Classes and Workshops
These classes allow us to learn various aspects of Buddha’s teachings and the Zen (Mahayana) perspective. Some classes will provide materials and resources; others will encourage us to buy the book! As always, scholarships are available so everyone can receive the wisdom and compassion of the Buddha.
To study the Buddha Way is to study the self. To study the self is to forget the self. To forget the self is to be actualized by myriad things. When actualized by myriad things, your body and mind as well as the bodies and minds of others drop away. No trace of realization remains and this no trace continues endlessly.
– Eihei Dōgen, Genjokoan
Taoism, Ch’an and The Tang Dynasty Poets
This class is postponed and we hope to offer it in the fall. Sorry for the inconvenience. It will be led by Michael G. Smith, Ph.D. Stay tuned for registration information. Thank you.
Considered the golden age of China, the Chinese Tang Dynasty was a flowering periodically interrupted by uprisings, invasions, starvation and mass migration.
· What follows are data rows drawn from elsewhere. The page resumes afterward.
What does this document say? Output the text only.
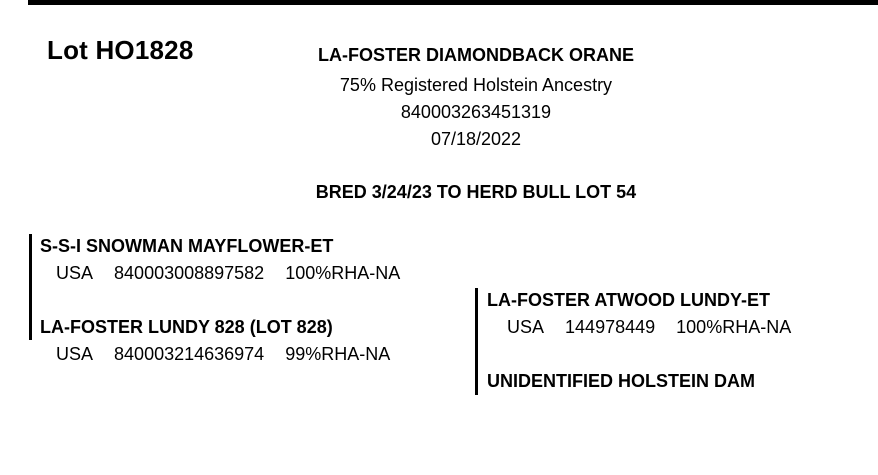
Lot HO1828	LA-FOSTER DIAMONDBACK ORANE
75% Registered Holstein Ancestry
840003263451319
07/18/2022
BRED 3/24/23 TO HERD BULL LOT 54
S-S-I SNOWMAN MAYFLOWER-ET
USA 840003008897582 100%RHA-NA
LA-FOSTER LUNDY 828 (LOT 828)
USA 840003214636974 99%RHA-NA
LA-FOSTER ATWOOD LUNDY-ET
USA 144978449 100%RHA-NA
UNIDENTIFIED HOLSTEIN DAM
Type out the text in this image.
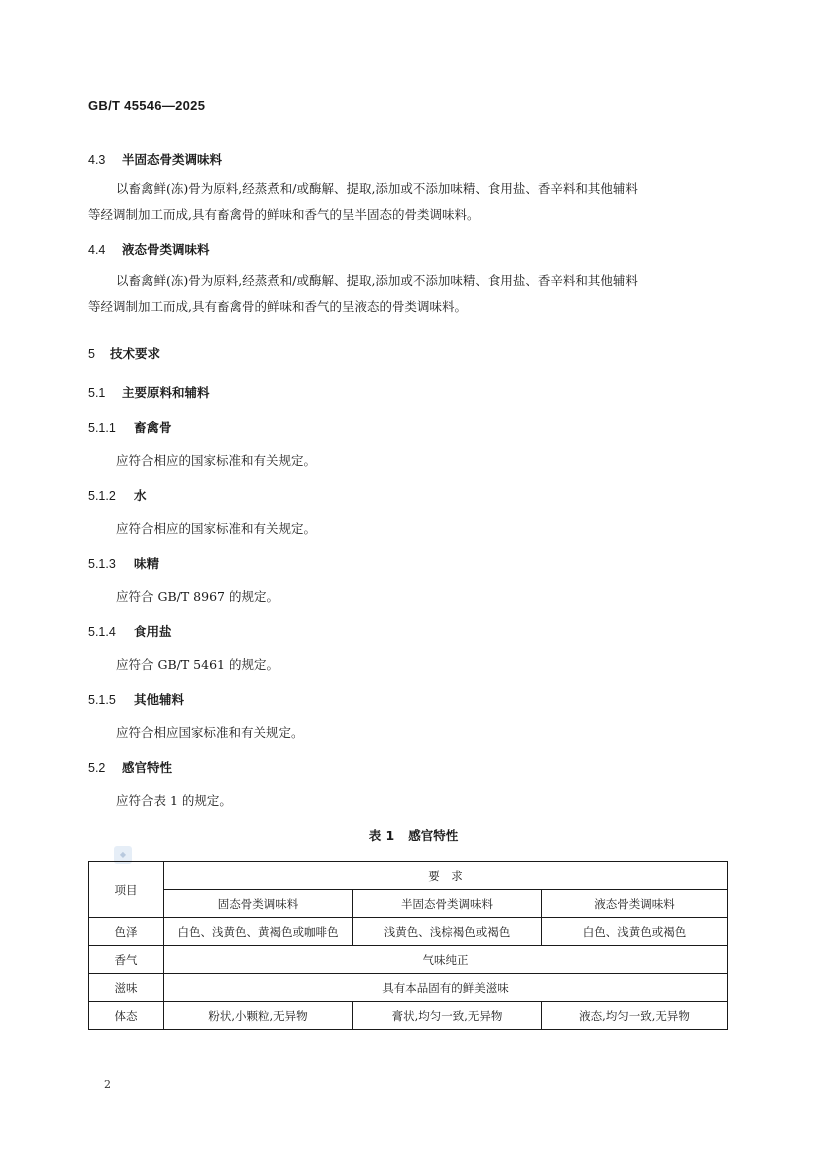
GB/T 45546—2025
4.3	半固态骨类调味料
以畜禽鲜(冻)骨为原料,经蒸煮和/或酶解、提取,添加或不添加味精、食用盐、香辛料和其他辅料
等经调制加工而成,具有畜禽骨的鲜味和香气的呈半固态的骨类调味料。
4.4	液态骨类调味料
以畜禽鲜(冻)骨为原料,经蒸煮和/或酶解、提取,添加或不添加味精、食用盐、香辛料和其他辅料
等经调制加工而成,具有畜禽骨的鲜味和香气的呈液态的骨类调味料。
5	技术要求
5.1	主要原料和辅料
5.1.1	畜禽骨
应符合相应的国家标准和有关规定。
5.1.2	水
应符合相应的国家标准和有关规定。
5.1.3	味精
应符合 GB/T 8967 的规定。
5.1.4	食用盐
应符合 GB/T 5461 的规定。
5.1.5	其他辅料
应符合相应国家标准和有关规定。
5.2	感官特性
应符合表 1 的规定。
表 1 感官特性
◆
项目	要　求		
	固态骨类调味料	半固态骨类调味料	液态骨类调味料
色泽	白色、浅黄色、黄褐色或咖啡色	浅黄色、浅棕褐色或褐色	白色、浅黄色或褐色
香气	气味纯正		
滋味	具有本品固有的鲜美滋味		
体态	粉状,小颗粒,无异物	膏状,均匀一致,无异物	液态,均匀一致,无异物
2
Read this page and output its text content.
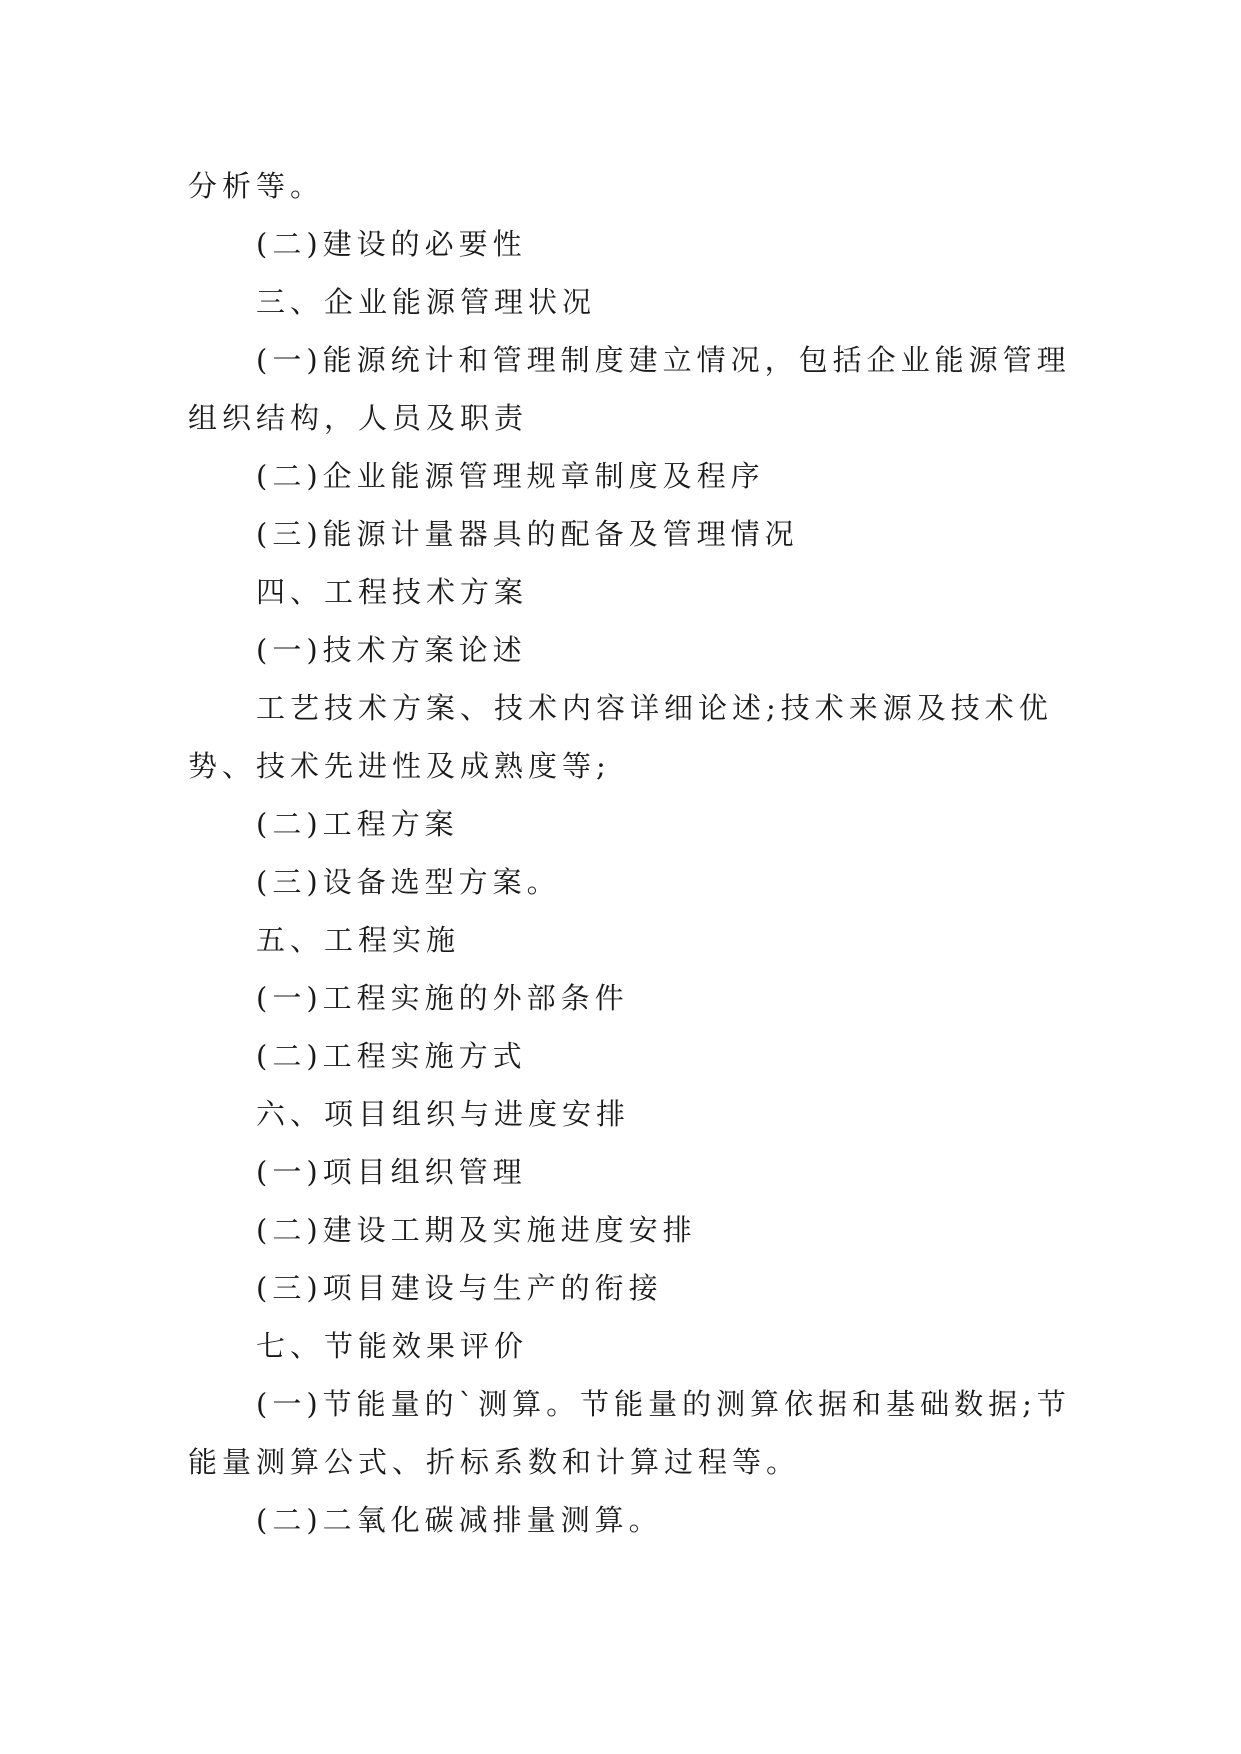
分析等。
(二)建设的必要性
三、企业能源管理状况
(一)能源统计和管理制度建立情况，包括企业能源管理
组织结构，人员及职责
(二)企业能源管理规章制度及程序
(三)能源计量器具的配备及管理情况
四、工程技术方案
(一)技术方案论述
工艺技术方案、技术内容详细论述;技术来源及技术优
势、技术先进性及成熟度等;
(二)工程方案
(三)设备选型方案。
五、工程实施
(一)工程实施的外部条件
(二)工程实施方式
六、项目组织与进度安排
(一)项目组织管理
(二)建设工期及实施进度安排
(三)项目建设与生产的衔接
七、节能效果评价
(一)节能量的`测算。节能量的测算依据和基础数据;节
能量测算公式、折标系数和计算过程等。
(二)二氧化碳减排量测算。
Inspired by Nature and educated within the tenets of Taoism and Buddhism the Tang poets responded with plain-spoken poems of hardships and the natural world that resonate today. In this series we will discuss several poets, including Li Po, Du Fu, Fayuan (a Tang family royal and Buddhist nun of the early Tang) and Cold Mountain, with respect to their historical context and respond with our poems written during the workshop and elsewhere.
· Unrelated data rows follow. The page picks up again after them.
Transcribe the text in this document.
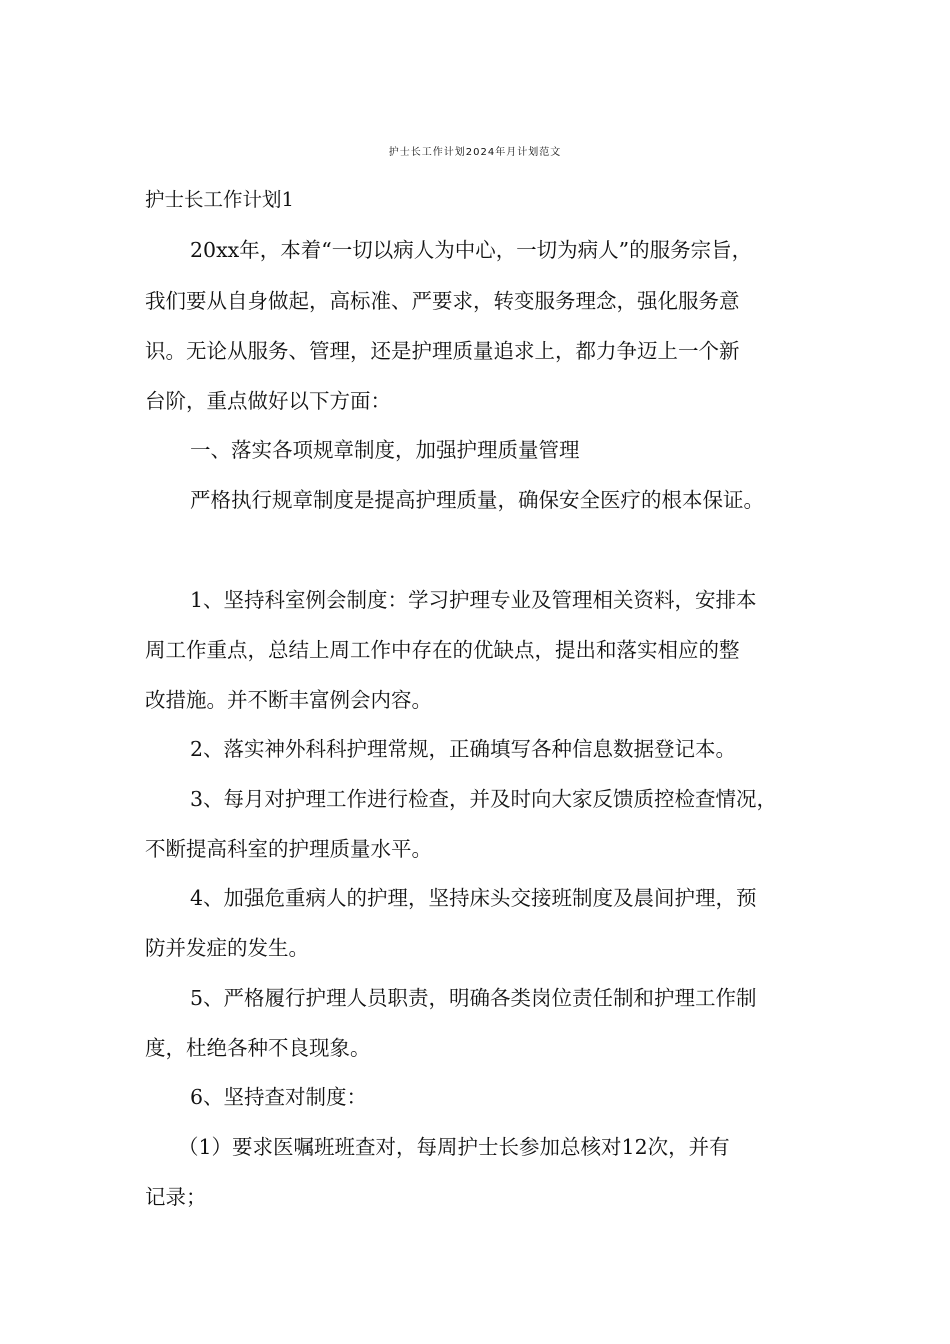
护士长工作计划2024年月计划范文
护士长工作计划1
20xx年，本着“一切以病人为中心，一切为病人”的服务宗旨，
我们要从自身做起，高标准、严要求，转变服务理念，强化服务意
识。无论从服务、管理，还是护理质量追求上，都力争迈上一个新
台阶，重点做好以下方面：
一、落实各项规章制度，加强护理质量管理
严格执行规章制度是提高护理质量，确保安全医疗的根本保证。
1、坚持科室例会制度：学习护理专业及管理相关资料，安排本
周工作重点，总结上周工作中存在的优缺点，提出和落实相应的整
改措施。并不断丰富例会内容。
2、落实神外科科护理常规，正确填写各种信息数据登记本。
3、每月对护理工作进行检查，并及时向大家反馈质控检查情况，
不断提高科室的护理质量水平。
4、加强危重病人的护理，坚持床头交接班制度及晨间护理，预
防并发症的发生。
5、严格履行护理人员职责，明确各类岗位责任制和护理工作制
度，杜绝各种不良现象。
6、坚持查对制度：
（1）要求医嘱班班查对，每周护士长参加总核对12次，并有
记录；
During two sessions the workshop will explore Tang Dynasty history and life, and their influence on its poets; important Taoist and Buddhist teachings relevant to Tang poets; and the challenge of translating poems written in a homophonous language into English. There will be time in each session for participants to craft poems modeled by the Tang poets, if desired.
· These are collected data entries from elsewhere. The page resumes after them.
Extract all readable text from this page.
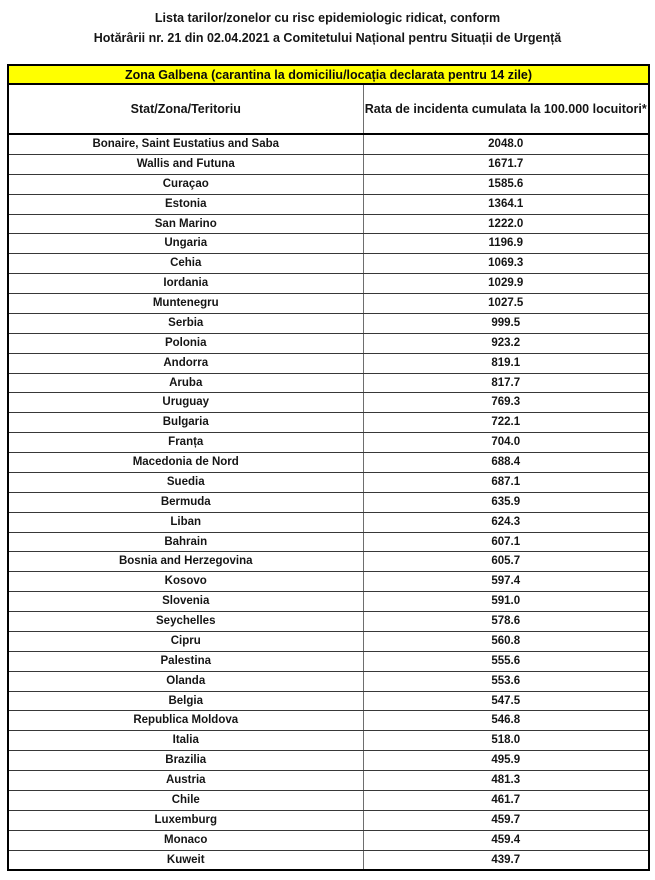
Lista tarilor/zonelor cu risc epidemiologic ridicat, conform
Hotărârii nr. 21 din 02.04.2021 a Comitetului Național pentru Situații de Urgență
Zona Galbena (carantina la domiciliu/locația declarata pentru 14 zile)	
Stat/Zona/Teritoriu	Rata de incidenta cumulata la 100.000 locuitori*
Bonaire, Saint Eustatius and Saba	2048.0
Wallis and Futuna	1671.7
Curaçao	1585.6
Estonia	1364.1
San Marino	1222.0
Ungaria	1196.9
Cehia	1069.3
Iordania	1029.9
Muntenegru	1027.5
Serbia	999.5
Polonia	923.2
Andorra	819.1
Aruba	817.7
Uruguay	769.3
Bulgaria	722.1
Franța	704.0
Macedonia de Nord	688.4
Suedia	687.1
Bermuda	635.9
Liban	624.3
Bahrain	607.1
Bosnia and Herzegovina	605.7
Kosovo	597.4
Slovenia	591.0
Seychelles	578.6
Cipru	560.8
Palestina	555.6
Olanda	553.6
Belgia	547.5
Republica Moldova	546.8
Italia	518.0
Brazilia	495.9
Austria	481.3
Chile	461.7
Luxemburg	459.7
Monaco	459.4
Kuweit	439.7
SUGGESTED READING FOR THE TANG DYNASTY CLASS
If you are able, check out some of these before the class begins:
Awakened Cosmos|The Mind of Classical Chinese Poetry by David Hinton;
China’s Cosmopolitan Empire: The Tang Dynasty, by Mark Edward Lewis;
China Root: Taoism, Ch’an, and Original Zen, by David Hinton;
Finding Them Gone: Visiting China’s Poets of the Past, by Red Pine;
In the Same Light:200 Tang Poems for Our Century, translations by Wong May;
The Banished Immortal: A Life of Li Bai, by Li Bai and Ha Jin;
The Collected Songs of Cold Mountain, by Cold Mountain and Red Pine;
The Silk Dragon: Translations from the Chinese, by Arthur Sze.